Besides the availability of pure
cellulose, other factors which influence the development and utilisation of
these lingo cellulosics in textile industry are:
a. Ability to be spun
b. Sufficient quantity
c. Cost or economy of production
d. Desirability of their
properties to consumers
The biochemical composition of
agro-residues varies owing to the composition of the crop from which they are
sourced and the crop-specific environmental conditions they are grown in. Han,
1998, has reported on how the chemical and physical properties of some non-wood
fibres are influenced by fibre growth time (days after planting), botanical
classification of fibre, stalk height, environmental conditions, rainfall, etc.
The pure cellulose component of these agro-residues has the potential to be
used in textile industry either as natural cellulosic fibre or as regenerated
cellulosics. Though it is a well-acknowledged fact,it was hardly exploited
owing to lack of dedicated research and technology.
Bagasse and bamboo are two
important stalk agro-residues, and cornhusk and banana leaves are important
leaf agro-residues. The cellulose and lignin composition of the four residues
testifies that bagasse holds the highest amount of processable cellulose (57per
cent) amongst all other residues (Table 2).
Table 2: Proximate chemical
analysis of some common agro-residues
Bagasse
One of the largest cellulosic agro-industrial
by-products is sugarcane bagasse (or bagasse). It is a fibrous residue of cane
stalks left over after the crushing and extraction of the juice from sugar
cane. The quality of bagasse is dependent on the variety of cane, age of
cutting, agronomic and soil conditions and the extent of crushing and milling
operations carried out. It is a ligno-cellulosic residue (by-product) of the
sugar industry and used by the sugar factories themselves as fuel for boilers.
India is a major producer of sugarcane bagasse which is an annual process
residue of sugar mills apart from cornhusk, wheat and rice straw.

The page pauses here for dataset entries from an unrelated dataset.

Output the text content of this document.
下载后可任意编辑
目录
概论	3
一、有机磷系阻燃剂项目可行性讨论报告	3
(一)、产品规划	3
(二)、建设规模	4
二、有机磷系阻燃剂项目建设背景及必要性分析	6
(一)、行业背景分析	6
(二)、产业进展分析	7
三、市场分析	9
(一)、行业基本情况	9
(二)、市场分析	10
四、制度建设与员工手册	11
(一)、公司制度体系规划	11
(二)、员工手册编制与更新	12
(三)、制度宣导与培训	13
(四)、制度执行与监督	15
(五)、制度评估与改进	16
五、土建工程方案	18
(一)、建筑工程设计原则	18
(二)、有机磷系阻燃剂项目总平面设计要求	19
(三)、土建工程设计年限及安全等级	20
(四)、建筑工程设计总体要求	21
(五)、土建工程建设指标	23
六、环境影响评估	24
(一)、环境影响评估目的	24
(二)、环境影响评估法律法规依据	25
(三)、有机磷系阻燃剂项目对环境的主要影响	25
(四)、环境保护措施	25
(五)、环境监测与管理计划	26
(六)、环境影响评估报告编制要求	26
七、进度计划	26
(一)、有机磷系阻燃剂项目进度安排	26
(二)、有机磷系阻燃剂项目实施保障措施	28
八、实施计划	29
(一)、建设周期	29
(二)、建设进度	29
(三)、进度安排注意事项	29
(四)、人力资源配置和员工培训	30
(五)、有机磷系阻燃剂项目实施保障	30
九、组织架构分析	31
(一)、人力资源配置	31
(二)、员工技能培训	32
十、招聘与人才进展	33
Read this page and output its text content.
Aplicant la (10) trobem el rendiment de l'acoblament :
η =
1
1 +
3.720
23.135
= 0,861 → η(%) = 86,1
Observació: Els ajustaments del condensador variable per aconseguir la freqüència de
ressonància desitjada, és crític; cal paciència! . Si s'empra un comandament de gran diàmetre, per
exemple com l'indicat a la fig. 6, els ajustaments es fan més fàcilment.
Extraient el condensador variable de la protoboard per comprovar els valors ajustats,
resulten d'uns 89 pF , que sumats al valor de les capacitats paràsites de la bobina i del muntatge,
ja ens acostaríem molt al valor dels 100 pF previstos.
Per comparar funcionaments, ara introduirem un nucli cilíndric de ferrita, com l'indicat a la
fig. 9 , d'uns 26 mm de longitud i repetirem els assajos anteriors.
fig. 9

Bagasse is a multi-cellular and
lingo-cellulosic cane fibre. Crude bagasse contains about 65-70per cent useful
fibre and about 30-35per cent pith, dirt and other water soluble material. Pith
is an undesirable fraction because it contains non-fibrous cells, which are
below 0.4mm in length. Further, pith consumes huge amount of chemicals leading
to wastage and clogging. Hence, bagasse has to be de-pithed for industrial
application. The biochemical composition of de-pithed bagasse indicates that it
contains about 57 percent α-cellulose, 19 percent lignin, 24 percent
hemicellulose, evincing its suitability for producing good quality natural
cellulose fibres and pulp under controlled conditions26. The
chemical composition of bagasse varies with sugarcane varieties, plant maturity
and soil properties24.
For every 10 tonnes of sugarcane
crushed, a sugar factory produces nearly 3 tonnes of wet bagasse. Since bagasse
is a byproduct of the sugar industry, the quantity of production of bagasse is
in line with the quantity of sugarcane produced. Studies reveal that about 54
million tonnes of dry bagasse are produced annually throughout the world. In
general, sugar mills generate approximately 270 kg of bagasse (50per cent
moisture) per metric ton of sugarcane.
Bagasse is considered as a rich
natural resource when compared to other agricultural residues because of its
high yield and annual regeneration capacity. The biochemical composition
represents bagasse as a potential and abundant cellulose resource. To put
bagasse to some useful industrial applications, it is imperative to extract
pure cellulosic fibres free off hemicellulose and lignin which act as
impurities.
Bagasse has not been the subject
of much research worldwide. Some research studies were taken up at Louisiana
State University. An important research effort in previous work was extraction
of sugarcane rind fibre for textile applications. The extraction of fibres was
done by alkalisation. Collected bagasse was subjected to sodium hydroxide under
specific pressure. The extracted sugarcane rind fibre was used for making
geotextile mats for soil erosion control. It was reported that the sugarcane
fibre mats had higher water resistance, lower light penetration, and were less
flammable than commercial geotextile products. Similarly, in various other
studies, bagasse fibre has been reported to be used for nonwovens but there is
no literature on the spinning of bagasse fibre.
Cornhusk
Corn is a member of the grass
family of plants and the most widely distributed crop in the world. It is the
largest food crop in the world and the United States produces about 40per cent
of the world corn production. Based on the annual world production of corn,
about 45 million tonnes of cornhusks are available every year. More than 9
million tonnes of natural cellulose fibres suitable for textile applications
can be extracted from them every year. This makes cornhusk fibre second only to
cotton in terms of natural cellulosic fibre. Corn husk, one of the byproducts
of corn production, contains about 39-42per cent cellulose which can be
extracted in fibrous form for various industrial applications, including
textiles. Although textile applications offer a relatively high value addition
and a huge market for cornhusk fibre, they require fibre of high quality. Reddy
(2005) has for the first time attempted to extract natural cellulosic fibre
from corn husk with strength and elongation between cotton and linen. Fibres
were extracted manually due to lack of any suitable mechanical process.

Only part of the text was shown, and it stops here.